Given trends in more frequent and severe natural disaster events, developing effective risk mitigation strategies is crucial to reduce negative economic impacts, due to the limited budget for rehabilitation. To address this need, this study aims to develop a strategic framework for natural disaster risk mitigation, highlighting two different strategic implementation processes (SIPs). SIP-1 is intended to improve the predictability of natural disaster-triggered financial losses using deep learning. To demonstrate SIP-1, SIP-1 explores deep neural networks (DNNs) that learn storm and flood insurance loss ratios associated with selected major indicators and then develops an optimal DNN model. SIP-2 underlines the risk mitigation strategy at the project level, by adopting a cost–benefit analysis method that quantifies the cost effectiveness of disaster prevention projects.

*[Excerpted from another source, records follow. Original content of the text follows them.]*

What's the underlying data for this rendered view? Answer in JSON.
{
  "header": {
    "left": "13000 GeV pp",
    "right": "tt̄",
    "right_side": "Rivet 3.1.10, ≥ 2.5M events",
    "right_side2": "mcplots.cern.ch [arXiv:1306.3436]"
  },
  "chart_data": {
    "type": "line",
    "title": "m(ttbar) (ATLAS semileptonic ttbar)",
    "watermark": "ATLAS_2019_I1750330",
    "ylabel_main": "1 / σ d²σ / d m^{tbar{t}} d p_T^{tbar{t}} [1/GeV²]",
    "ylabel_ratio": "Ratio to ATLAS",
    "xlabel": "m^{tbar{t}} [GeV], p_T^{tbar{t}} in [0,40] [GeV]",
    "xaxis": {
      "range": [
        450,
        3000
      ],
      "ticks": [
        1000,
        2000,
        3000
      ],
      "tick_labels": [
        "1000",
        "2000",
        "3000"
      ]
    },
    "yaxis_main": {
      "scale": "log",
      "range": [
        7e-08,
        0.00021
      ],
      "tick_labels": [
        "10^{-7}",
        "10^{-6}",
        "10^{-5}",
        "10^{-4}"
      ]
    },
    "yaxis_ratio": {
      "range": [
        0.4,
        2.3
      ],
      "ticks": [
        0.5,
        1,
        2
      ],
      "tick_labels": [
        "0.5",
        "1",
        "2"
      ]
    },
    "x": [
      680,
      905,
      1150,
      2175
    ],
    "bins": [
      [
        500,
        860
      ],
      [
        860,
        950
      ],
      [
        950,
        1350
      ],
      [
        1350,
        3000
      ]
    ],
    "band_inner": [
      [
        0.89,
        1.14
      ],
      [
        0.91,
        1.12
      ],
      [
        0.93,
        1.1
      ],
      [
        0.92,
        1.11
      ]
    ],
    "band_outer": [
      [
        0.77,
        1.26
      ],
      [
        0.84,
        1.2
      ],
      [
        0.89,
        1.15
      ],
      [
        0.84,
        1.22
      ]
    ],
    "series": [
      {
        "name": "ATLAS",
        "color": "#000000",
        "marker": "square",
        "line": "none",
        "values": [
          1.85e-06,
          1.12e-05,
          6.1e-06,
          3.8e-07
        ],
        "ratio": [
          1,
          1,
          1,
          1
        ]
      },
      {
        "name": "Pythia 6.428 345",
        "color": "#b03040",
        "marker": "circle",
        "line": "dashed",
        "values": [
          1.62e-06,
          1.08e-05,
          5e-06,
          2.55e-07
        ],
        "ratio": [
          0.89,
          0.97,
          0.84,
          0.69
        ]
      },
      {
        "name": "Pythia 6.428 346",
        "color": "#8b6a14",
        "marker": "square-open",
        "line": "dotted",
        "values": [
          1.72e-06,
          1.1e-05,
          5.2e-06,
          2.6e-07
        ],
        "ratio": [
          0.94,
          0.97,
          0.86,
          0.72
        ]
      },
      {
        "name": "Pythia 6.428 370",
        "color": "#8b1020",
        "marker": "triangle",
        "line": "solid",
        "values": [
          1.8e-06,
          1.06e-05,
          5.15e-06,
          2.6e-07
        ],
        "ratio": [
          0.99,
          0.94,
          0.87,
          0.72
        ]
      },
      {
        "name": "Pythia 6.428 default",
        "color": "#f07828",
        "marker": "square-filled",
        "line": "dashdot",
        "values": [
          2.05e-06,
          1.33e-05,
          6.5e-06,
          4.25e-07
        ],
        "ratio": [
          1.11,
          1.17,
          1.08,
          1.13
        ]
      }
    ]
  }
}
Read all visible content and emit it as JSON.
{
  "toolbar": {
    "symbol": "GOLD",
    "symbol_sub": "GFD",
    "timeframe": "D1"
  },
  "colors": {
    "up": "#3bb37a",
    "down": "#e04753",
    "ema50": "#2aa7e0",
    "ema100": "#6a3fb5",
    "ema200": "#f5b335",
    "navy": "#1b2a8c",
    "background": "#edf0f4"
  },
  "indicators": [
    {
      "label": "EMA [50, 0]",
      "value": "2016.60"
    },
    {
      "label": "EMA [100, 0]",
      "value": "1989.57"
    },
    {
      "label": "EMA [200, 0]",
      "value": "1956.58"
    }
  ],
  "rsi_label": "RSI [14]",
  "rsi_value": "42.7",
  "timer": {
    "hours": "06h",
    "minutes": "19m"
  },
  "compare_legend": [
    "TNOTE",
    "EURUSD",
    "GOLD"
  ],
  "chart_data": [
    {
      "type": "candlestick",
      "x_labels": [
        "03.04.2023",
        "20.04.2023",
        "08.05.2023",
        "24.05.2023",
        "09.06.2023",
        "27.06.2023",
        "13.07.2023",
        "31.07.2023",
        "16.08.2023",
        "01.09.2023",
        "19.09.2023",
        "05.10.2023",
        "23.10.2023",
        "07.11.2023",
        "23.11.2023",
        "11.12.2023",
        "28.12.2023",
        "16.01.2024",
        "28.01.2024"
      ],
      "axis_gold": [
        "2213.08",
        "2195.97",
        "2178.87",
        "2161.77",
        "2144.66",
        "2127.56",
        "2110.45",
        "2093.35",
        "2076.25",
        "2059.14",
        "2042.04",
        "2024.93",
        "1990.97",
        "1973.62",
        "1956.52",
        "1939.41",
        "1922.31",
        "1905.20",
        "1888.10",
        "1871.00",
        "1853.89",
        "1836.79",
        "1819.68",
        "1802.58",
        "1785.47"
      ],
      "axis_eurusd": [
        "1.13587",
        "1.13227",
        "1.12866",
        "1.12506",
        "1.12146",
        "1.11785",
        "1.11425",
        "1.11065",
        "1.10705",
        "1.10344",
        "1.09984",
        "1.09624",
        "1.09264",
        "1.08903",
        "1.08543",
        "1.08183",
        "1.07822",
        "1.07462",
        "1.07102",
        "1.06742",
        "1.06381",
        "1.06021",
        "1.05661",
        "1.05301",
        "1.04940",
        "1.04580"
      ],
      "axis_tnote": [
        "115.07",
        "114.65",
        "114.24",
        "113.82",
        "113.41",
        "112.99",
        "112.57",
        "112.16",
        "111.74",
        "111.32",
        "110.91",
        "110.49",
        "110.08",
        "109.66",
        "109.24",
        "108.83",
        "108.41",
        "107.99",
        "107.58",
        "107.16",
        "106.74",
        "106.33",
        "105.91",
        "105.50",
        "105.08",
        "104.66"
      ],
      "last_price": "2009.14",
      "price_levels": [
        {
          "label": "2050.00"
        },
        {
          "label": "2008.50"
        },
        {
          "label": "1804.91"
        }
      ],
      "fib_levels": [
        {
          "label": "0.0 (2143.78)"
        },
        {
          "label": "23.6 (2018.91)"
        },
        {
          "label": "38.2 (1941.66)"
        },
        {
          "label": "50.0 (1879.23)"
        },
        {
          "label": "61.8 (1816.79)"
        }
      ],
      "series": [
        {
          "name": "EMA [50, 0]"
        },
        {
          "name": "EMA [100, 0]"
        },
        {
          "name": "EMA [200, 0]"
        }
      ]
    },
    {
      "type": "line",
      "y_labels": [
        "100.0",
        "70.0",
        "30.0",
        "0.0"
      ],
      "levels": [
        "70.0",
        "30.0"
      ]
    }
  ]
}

In SIP-2, a case study of disaster risk reservoir projects in South Korea was adopted. The validated result of SIP-1 confirmed that the predictability of the developed DNN is more accurate and reliable than a traditional parametric model, while SIP-2 revealed that maintenance projects are economically more beneficial in the long term as the loss amount becomes smaller after 8 years, coupled with the investment in the projects. The proposed framework is unique as it provides a combinational approach to mitigating economic damages caused by natural disasters at both financial loss and project levels. This study is its first kind and will help practitioners quantify the loss from natural disasters, while allowing them to evaluate the cost effectiveness of risk reduction projects through a holistic approach.